Review of Big Eyes

Big Eyes (I) (2014)
8/10
not a great film, but a very good one, Burton's most substantial in a while
3 June 2015
Warning: Spoilers
Tim Burton. That name brings out praise and backlash, the latter in the past several years as the director has done a series of films in the realm of remakes/revisionings/re-whatever (Alice in Wonderland, Planet of the Apes, Charlie and the Chocolate Factory, Dark Shadows), and while those films aren't all worthless - they vary in quality from being total crap to being OK - and he's made some great work in the middle (his last "Big" movie, Big Fish, and Frankenweenie and Sweeney Todd are the outliers), he seems to have lost that 'something'. He somehow finds a way to be wonderful again as a filmmaker with the story of Margaret Keane, and her unfortunate marriage to Walter Keane - who claimed for many years (and she played into) that he created all of her wide-eyed paintings of children for mass consumption - and how she got out of it.

Perhaps one of the things people may notice is that it doesn't feel totally like a Burton movie. It doesn't have, with the exception of maybe or two moments where Margaret gets a little nutty (seeing people with the big-eyes out and about), those Burton oddball hallmarks usually associated with him. And yet, for as "normal" a biopic-drama about how and most certainly why a woman gets put down in a patriarchal society - it has an awesome feminist streak of revolt in its soul - it's a very colorful movie. Burton must have been very attentive with his cinematographer and designers, and every color POPS in the movie, even when things get dark in the marriage of the Keanes, and that was something I could sense him working out.

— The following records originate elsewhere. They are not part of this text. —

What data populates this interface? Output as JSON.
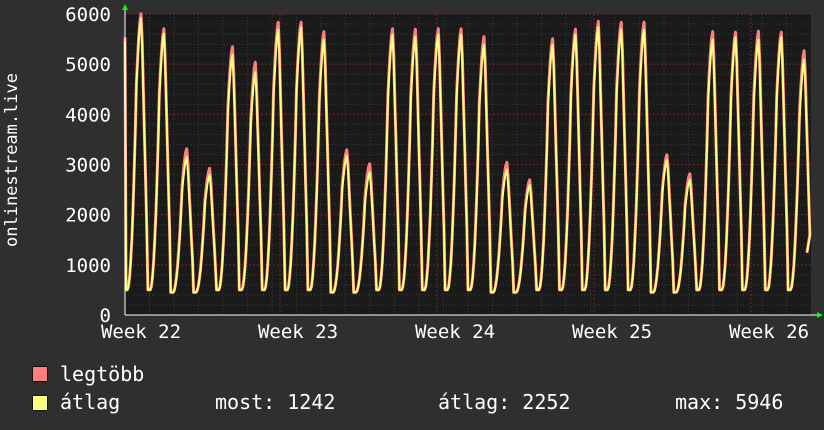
{
  "chart_data": {
    "type": "line",
    "ylabel": "onlinestream.live",
    "ylim": [
      0,
      6000
    ],
    "y_ticks": [
      "0",
      "1000",
      "2000",
      "3000",
      "4000",
      "5000",
      "6000"
    ],
    "x_ticks": [
      "Week 22",
      "Week 23",
      "Week 24",
      "Week 25",
      "Week 26"
    ],
    "grid": true,
    "days": 28,
    "series": [
      {
        "name": "legtöbb",
        "color": "#ff7f7f",
        "daily_peaks": [
          6020,
          5720,
          3320,
          2930,
          5360,
          5050,
          5850,
          5850,
          5660,
          3300,
          3020,
          5720,
          5710,
          5720,
          5720,
          5560,
          3050,
          2700,
          5520,
          5710,
          5870,
          5850,
          5850,
          3200,
          2820,
          5660,
          5650,
          5670,
          5650,
          5280
        ]
      },
      {
        "name": "átlag",
        "color": "#ffff7f",
        "daily_peaks": [
          5930,
          5620,
          3160,
          2800,
          5200,
          4850,
          5700,
          5750,
          5500,
          3180,
          2850,
          5600,
          5560,
          5600,
          5600,
          5400,
          2900,
          2600,
          5400,
          5600,
          5750,
          5700,
          5700,
          3100,
          2700,
          5500,
          5550,
          5500,
          5550,
          5100
        ]
      }
    ]
  },
  "legend": {
    "max_label": "legtöbb",
    "avg_label": "átlag",
    "most": "most: 1242",
    "atlag": "átlag: 2252",
    "max": "max: 5946"
  }
}
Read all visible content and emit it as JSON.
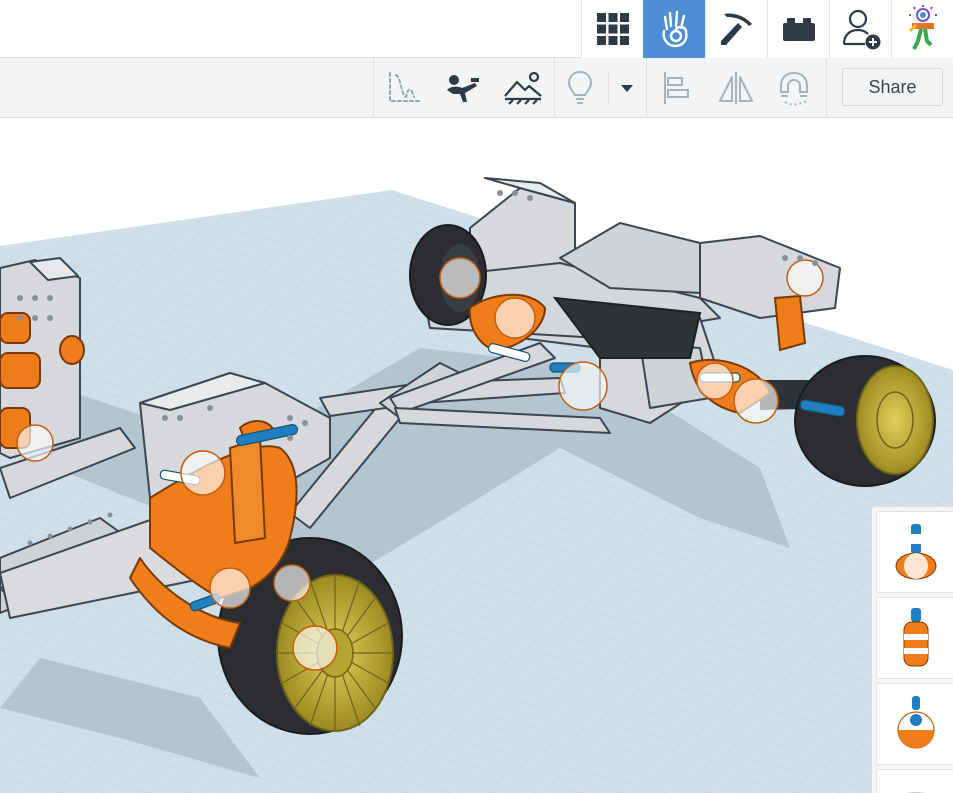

It's closer probably to the palette of Big Fish, only still with its feet in the real world, much as it can be in Burton's world.

There is a lot of humor here too, some of it from supporting characters like Jason Schwartzman's snotty art dealer, and Terence Stamp as an even snootier art critic. Deadpan delivery, especially in the face of Christoph Waltz it would seem, is the best way to go. And speaking of Waltz, he is of course amazing here, full of brio and gusto and when he has to be kind of sweetly subtle... though if there is a criticism for me it's when he has to go really bad/over-the-top, and maybe this is based on what happened with them and Margaret's daughter, but when he gets into 'bad husband' mode - the scene with the matches I'm thinking of - it's all just too much for this movie, and Waltz maybe takes his dastardly characterization too far. That may be the point, but it didn't work for me, though only in that instance.

Amy Adams is a delight, there's hardly a way to put another word around it, but really digs in to the despair that Margaret feels as she doesn't stop herself from perpetuating the falsity of her paintings' origins. A lot of the movie is about perception and lies and deceit, but also the fun in unmasking it (the final courtroom scenes), and as much as this is a serious film, Adams is having fun making a fully rounded character, and opposite Waltz she has to be at the top of her game. Something about women in Burton films is always fascinating to me, how he shows them all as fully-rounded, wounded, alive, smart, on-their-toes and unpredictable creatures (Catwoman, Carter in Sweeney Todd, Eva Green to an extent in Dark Shadows, supporting players in Big Fish, more I can't remember now), and Margaret Keane is another.

It's a rousing, crowd-pleasing drama that is like an in-spirit follow up to Ed Wood (also from the same writers): once again about someone who doesn't really have 'talent' in that usual sense of the word - people who bought Keane's paintings probably took them as seriously as people who went to see Wood's movies - but there was a person there, and world that made it all happen, and it was one that people take for granted (the world of commercialized art and the world of low-grade movies). If it's not the giant that Burton's Ed Wood is, it does what it sets out to well enough to be Burton's most substantial work, certainly on a dramatic level, in over ten years. Hope he keeps it up is all.